O déficit primário do setor público em 2020, no Brasil, deve ultrapassar os R$ 800 bilhões, o que representa 12% do PIB, nas projeções do Ministério da Economia. A se confirmar a expectativa do Boletim Focus, de retração da economia em 6,5%, a dívida bruta do Tesouro deve chegar aos 98% do PIB esse ano, contra 75,8% em 2019. Para o economista Alberto Ramos, do banco Goldman Sachs, o Brasil não tem feito a lição de casa no que se refere às reformas e por isso não criou o espaço fiscal para enfrentar com menos traumas uma situação como essa.
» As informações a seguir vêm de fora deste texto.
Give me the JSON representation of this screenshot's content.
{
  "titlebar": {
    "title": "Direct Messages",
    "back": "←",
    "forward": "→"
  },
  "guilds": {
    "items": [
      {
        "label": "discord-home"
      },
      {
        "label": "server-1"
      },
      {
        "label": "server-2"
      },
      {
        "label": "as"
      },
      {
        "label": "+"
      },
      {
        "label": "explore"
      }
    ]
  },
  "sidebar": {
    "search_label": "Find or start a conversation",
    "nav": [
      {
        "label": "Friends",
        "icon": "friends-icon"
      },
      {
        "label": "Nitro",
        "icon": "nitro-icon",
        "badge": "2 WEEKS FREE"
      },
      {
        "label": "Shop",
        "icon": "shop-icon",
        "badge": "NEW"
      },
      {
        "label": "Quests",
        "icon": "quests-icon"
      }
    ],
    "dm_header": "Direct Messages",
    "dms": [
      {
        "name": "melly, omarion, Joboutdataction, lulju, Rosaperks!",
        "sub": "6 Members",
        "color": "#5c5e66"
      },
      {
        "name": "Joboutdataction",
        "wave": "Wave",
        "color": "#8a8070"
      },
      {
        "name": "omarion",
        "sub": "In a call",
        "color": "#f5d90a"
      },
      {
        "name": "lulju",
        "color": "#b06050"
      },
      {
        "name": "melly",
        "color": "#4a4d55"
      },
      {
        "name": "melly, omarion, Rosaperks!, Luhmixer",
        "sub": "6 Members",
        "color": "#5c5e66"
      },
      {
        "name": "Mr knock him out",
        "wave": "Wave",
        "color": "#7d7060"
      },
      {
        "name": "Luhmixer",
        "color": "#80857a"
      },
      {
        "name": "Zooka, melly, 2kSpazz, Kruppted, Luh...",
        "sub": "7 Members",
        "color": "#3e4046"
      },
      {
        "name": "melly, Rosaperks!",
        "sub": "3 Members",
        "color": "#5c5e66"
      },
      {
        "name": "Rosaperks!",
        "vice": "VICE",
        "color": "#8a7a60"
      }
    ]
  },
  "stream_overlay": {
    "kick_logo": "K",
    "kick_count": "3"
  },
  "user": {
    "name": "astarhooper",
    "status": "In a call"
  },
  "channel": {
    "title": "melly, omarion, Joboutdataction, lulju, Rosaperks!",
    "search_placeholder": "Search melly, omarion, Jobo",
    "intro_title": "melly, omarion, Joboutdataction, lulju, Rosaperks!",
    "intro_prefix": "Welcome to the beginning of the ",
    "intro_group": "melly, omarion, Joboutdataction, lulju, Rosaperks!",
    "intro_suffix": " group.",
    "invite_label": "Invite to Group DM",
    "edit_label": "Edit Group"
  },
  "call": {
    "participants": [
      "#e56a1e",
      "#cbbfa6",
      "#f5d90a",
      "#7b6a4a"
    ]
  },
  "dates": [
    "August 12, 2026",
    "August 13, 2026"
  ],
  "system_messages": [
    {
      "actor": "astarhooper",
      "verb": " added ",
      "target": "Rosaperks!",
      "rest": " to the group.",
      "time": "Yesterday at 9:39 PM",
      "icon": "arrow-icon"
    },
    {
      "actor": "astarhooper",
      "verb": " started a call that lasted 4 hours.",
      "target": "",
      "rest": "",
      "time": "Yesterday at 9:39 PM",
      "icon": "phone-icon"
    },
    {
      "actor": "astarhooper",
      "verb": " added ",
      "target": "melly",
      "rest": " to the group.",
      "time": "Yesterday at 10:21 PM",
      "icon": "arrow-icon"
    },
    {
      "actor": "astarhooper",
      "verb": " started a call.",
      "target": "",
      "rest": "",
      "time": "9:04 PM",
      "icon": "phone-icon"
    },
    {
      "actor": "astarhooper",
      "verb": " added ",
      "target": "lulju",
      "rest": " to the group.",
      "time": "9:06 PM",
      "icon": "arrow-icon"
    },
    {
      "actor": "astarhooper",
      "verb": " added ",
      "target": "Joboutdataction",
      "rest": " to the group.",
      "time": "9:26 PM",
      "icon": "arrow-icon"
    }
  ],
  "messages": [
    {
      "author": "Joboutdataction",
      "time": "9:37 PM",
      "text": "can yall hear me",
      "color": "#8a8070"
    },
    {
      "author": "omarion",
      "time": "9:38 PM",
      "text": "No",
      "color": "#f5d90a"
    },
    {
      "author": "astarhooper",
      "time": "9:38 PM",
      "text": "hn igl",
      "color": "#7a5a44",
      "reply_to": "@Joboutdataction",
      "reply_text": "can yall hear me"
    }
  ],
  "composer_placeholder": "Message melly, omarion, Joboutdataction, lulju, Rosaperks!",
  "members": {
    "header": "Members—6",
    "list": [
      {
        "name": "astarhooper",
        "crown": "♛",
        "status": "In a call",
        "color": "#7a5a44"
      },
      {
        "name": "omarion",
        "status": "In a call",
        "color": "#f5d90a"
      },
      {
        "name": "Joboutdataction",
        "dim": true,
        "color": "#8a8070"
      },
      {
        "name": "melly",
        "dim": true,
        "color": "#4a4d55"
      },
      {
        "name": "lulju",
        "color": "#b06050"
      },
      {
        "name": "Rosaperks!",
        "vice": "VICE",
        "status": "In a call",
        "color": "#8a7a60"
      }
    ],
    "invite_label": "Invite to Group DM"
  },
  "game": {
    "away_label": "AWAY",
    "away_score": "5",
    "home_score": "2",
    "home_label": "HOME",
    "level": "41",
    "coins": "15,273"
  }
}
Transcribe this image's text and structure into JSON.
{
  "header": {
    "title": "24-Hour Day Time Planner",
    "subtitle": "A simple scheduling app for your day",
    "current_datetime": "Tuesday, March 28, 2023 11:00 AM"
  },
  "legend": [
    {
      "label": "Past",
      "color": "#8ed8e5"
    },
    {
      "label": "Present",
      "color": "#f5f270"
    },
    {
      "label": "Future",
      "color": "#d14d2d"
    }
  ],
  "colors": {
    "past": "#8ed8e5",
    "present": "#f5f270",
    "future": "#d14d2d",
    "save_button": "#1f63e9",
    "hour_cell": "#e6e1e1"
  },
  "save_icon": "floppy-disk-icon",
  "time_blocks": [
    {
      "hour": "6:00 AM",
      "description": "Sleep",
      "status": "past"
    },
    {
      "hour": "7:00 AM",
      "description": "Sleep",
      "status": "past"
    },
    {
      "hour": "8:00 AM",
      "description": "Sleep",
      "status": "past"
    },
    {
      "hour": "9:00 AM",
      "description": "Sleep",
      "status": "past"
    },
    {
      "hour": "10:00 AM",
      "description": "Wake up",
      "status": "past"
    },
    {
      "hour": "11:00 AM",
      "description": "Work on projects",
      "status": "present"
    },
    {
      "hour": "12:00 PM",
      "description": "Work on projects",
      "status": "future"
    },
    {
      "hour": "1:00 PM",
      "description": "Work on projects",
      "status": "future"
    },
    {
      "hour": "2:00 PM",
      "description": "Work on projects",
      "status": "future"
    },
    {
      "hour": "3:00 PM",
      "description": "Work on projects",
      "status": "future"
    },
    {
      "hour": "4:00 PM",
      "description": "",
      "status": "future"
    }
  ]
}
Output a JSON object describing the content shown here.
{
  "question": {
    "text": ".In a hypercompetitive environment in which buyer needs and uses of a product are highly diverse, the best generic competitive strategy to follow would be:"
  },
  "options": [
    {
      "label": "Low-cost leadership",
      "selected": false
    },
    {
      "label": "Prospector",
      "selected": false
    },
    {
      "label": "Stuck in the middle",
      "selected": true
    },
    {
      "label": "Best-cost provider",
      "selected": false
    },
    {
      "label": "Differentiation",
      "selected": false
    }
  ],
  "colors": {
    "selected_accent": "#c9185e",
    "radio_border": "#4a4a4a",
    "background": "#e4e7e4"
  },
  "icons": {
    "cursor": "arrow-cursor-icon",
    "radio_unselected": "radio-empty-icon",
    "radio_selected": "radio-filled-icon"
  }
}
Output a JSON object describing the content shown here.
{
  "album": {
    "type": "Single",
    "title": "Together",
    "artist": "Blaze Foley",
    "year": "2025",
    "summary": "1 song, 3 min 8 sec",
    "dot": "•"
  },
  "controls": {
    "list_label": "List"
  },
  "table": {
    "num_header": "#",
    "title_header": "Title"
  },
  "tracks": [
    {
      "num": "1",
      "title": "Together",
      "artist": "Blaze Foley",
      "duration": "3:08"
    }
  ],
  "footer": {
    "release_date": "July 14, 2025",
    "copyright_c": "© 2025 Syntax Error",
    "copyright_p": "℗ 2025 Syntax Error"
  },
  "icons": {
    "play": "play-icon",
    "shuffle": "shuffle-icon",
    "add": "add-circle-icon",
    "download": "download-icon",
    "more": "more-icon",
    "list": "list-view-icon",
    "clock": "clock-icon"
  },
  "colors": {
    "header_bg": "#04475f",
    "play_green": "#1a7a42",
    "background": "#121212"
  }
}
A pressão para perenizar o auxílio emergencial ou criar um programa de renda mínima é grande. O economista Marcos Mendes afirma que a ideia defendida pelo ministro Paulo Guedes, de ampliar o Bolsa Família, incorporando pessoas com renda instável e mais vulneráveis, estimulando ao mesmo tempo a busca por emprego pelos beneficiários, vai na direção correta. Alerta, contudo, que um país com a vulnerabilidade fiscal do Brasil precisa fazer escolhas e definir a origem dos recursos quando quiser aumentar gastos públicos, mesmo que para melhorar a proteção social. E fazer escolhas significa cortar privilégios, enfrentar corporações, o que o Congresso nem sempre está disposto a incluir na pauta. Mais fácil é transferir a conta para a sociedade, para quem não têm lobby poderoso, para aqueles que poupam e investem, às vezes por gerações, para gerar empregos e construir as bases de uma economia real.
Não há espaço para criar despesas públicas permanentes. Há que se aumentar a sua eficiência. Além do que, como bem alertou Mansueto Almeida, ex-secretário do Tesouro, o Brasil já gasta bastante com a área social, inclusive considerando os padrões mundiais: de cada R$ 4 de suas despesas, R$ 3 vão para programas sociais e Previdência. Ele chama a atenção para o baixo efeito distributivo desses gastos e a possibilidade de fazer mais com eles.
O nível de despesas necessárias ao enfrentamento da pandemia e a piora dos indicadores fiscais exigirão trabalho duro e sacrifícios da sociedade brasileira nos próximos anos. O ex-ministro da Fazenda Henrique Meirelles me afirmou, recentemente, que só conseguiremos enfrentar o crescimento da dívida pública com crescimento sustentável. E crescimento sustentável só virá com as reformas estruturais ainda pendentes. Fora disso, só voo de galinha. A viúva que pagava as nossas contas não escapou da Covid-19.
Publicado no Jornal O Estado (Fortaleza/CE).